Léo Grinsztajn, Elizaveta Semenova, Charles Margossian, and Julien Riou write:

This tutorial shows how to build, fit, and criticize disease transmission models in Stan, and should be useful to researchers interested in modeling the COVID-19 outbreak and doing Bayesian inference. Bayesian modeling provides a principled way to quantify uncertainty and incorporate prior knowledge into the model. What is more, Stan’s main inference engine, Hamiltonian Monte Carlo sampling, is amiable to diagnostics, which means we can verify whether our inference is reliable. Stan is an expressive probabilistic programing language that abstracts the inference and allows users to focus on the modeling. The resulting code is readable and easily extensible, which makes the modeler’s work more transparent and flexible. In this tutorial, we demonstrate with a simple Susceptible-Infected-Recovered (SIR) model how to formulate, fit, and diagnose a compartmental model in Stan. We also introduce more advanced topics which can help practitioners fit sophisticated models; notably, how to use simulations to probe our model and our priors, and computational techniques to scale ODE-based models.

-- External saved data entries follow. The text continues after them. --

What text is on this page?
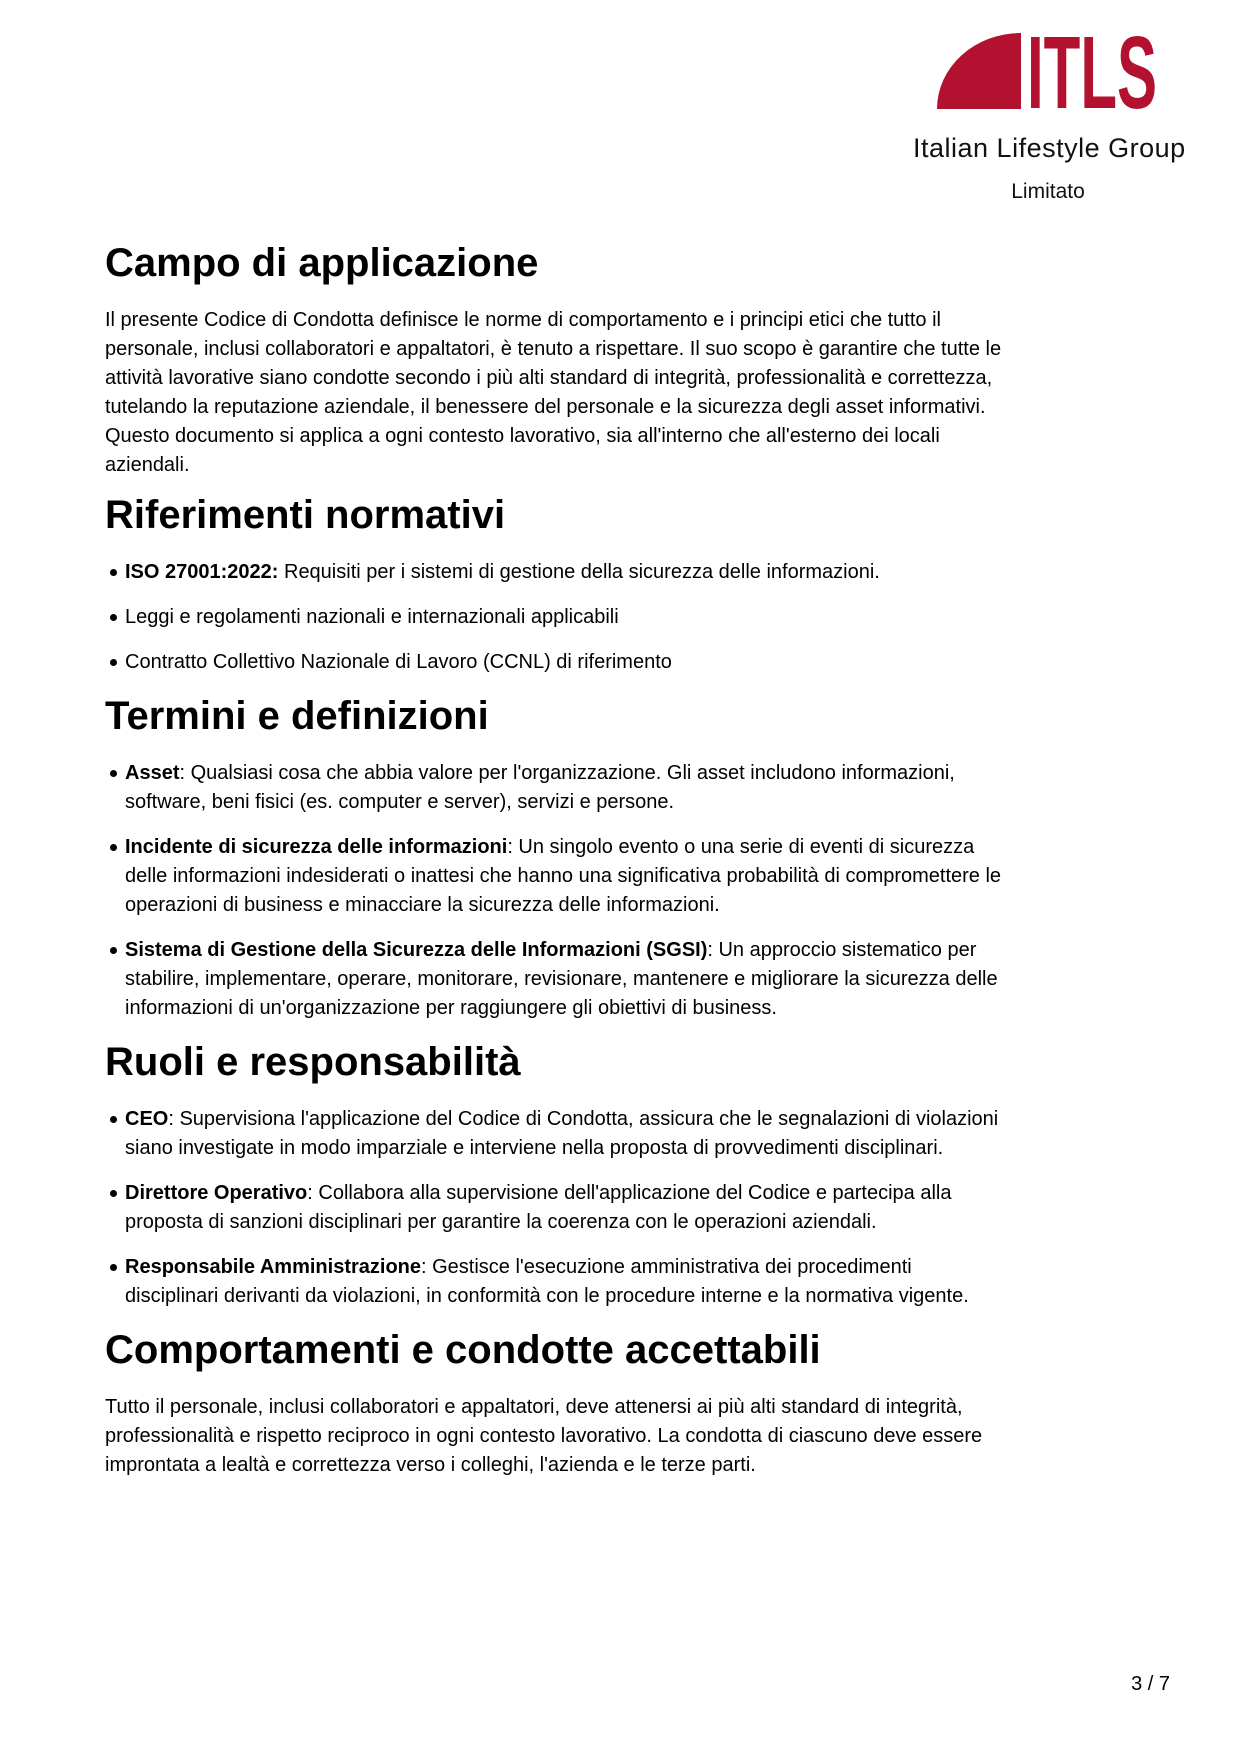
ITLS
Italian Lifestyle Group
Limitato
Campo di applicazione

Il presente Codice di Condotta definisce le norme di comportamento e i principi etici che tutto il personale, inclusi collaboratori e appaltatori, è tenuto a rispettare. Il suo scopo è garantire che tutte le attività lavorative siano condotte secondo i più alti standard di integrità, professionalità e correttezza, tutelando la reputazione aziendale, il benessere del personale e la sicurezza degli asset informativi. Questo documento si applica a ogni contesto lavorativo, sia all'interno che all'esterno dei locali aziendali.

Riferimenti normativi
ISO 27001:2022: Requisiti per i sistemi di gestione della sicurezza delle informazioni.
Leggi e regolamenti nazionali e internazionali applicabili
Contratto Collettivo Nazionale di Lavoro (CCNL) di riferimento
Termini e definizioni
Asset: Qualsiasi cosa che abbia valore per l'organizzazione. Gli asset includono informazioni, software, beni fisici (es. computer e server), servizi e persone.
Incidente di sicurezza delle informazioni: Un singolo evento o una serie di eventi di sicurezza delle informazioni indesiderati o inattesi che hanno una significativa probabilità di compromettere le operazioni di business e minacciare la sicurezza delle informazioni.
Sistema di Gestione della Sicurezza delle Informazioni (SGSI): Un approccio sistematico per stabilire, implementare, operare, monitorare, revisionare, mantenere e migliorare la sicurezza delle informazioni di un'organizzazione per raggiungere gli obiettivi di business.
Ruoli e responsabilità
CEO: Supervisiona l'applicazione del Codice di Condotta, assicura che le segnalazioni di violazioni siano investigate in modo imparziale e interviene nella proposta di provvedimenti disciplinari.
Direttore Operativo: Collabora alla supervisione dell'applicazione del Codice e partecipa alla proposta di sanzioni disciplinari per garantire la coerenza con le operazioni aziendali.
Responsabile Amministrazione: Gestisce l'esecuzione amministrativa dei procedimenti disciplinari derivanti da violazioni, in conformità con le procedure interne e la normativa vigente.
Comportamenti e condotte accettabili

Tutto il personale, inclusi collaboratori e appaltatori, deve attenersi ai più alti standard di integrità, professionalità e rispetto reciproco in ogni contesto lavorativo. La condotta di ciascuno deve essere improntata a lealtà e correttezza verso i colleghi, l'azienda e le terze parti.

3 / 7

Mathematical models of epidemic spread are affecting policy, and rightly so.

It’s fine to say that policy should be based only on data, not on models, but models are necessary to interpret data. To paraphrase Bill James, the alternative to a good model is not “no model,” it’s a bad model. Tell it to the A/Chairman.

But some influential models have had problems. And there are different models to choose from.

One useful step is to write these models in a common language. We have such a language: it’s called mathematics, and it’s really useful. But there are lots of steps between the mathematical model and the fit to data, and that’s where things often break down. The mathematical models have parameters, sometimes the parameters need constraints, and sometimes when you try to read a paper you get lost in the details of the fitting.

Bayesian inference and Stan are not the only ways of fitting SIR models, but they give us a common language, and they also give flexibility: Once you’ve fit a model, it’s not hard to expand it. That’s important, because model expansion is often a good way to react to criticism.

The above-linked paper by Léo, Liza, Charles, and Julien should be useful for three audiences:

– People who want to fit SIR models and their extensions, and would like to focus on the science and the data analysis rather than have computing and programming be a limiting factor.

– People who have already fit SIR models and their extensions but not in Stan, and who’d like to be able to communicate their models more easily and who’d like to be able to extend their models, adding hierarchical components, etc.

– People who are unfamiliar with these models and would like to learn about them from scratch.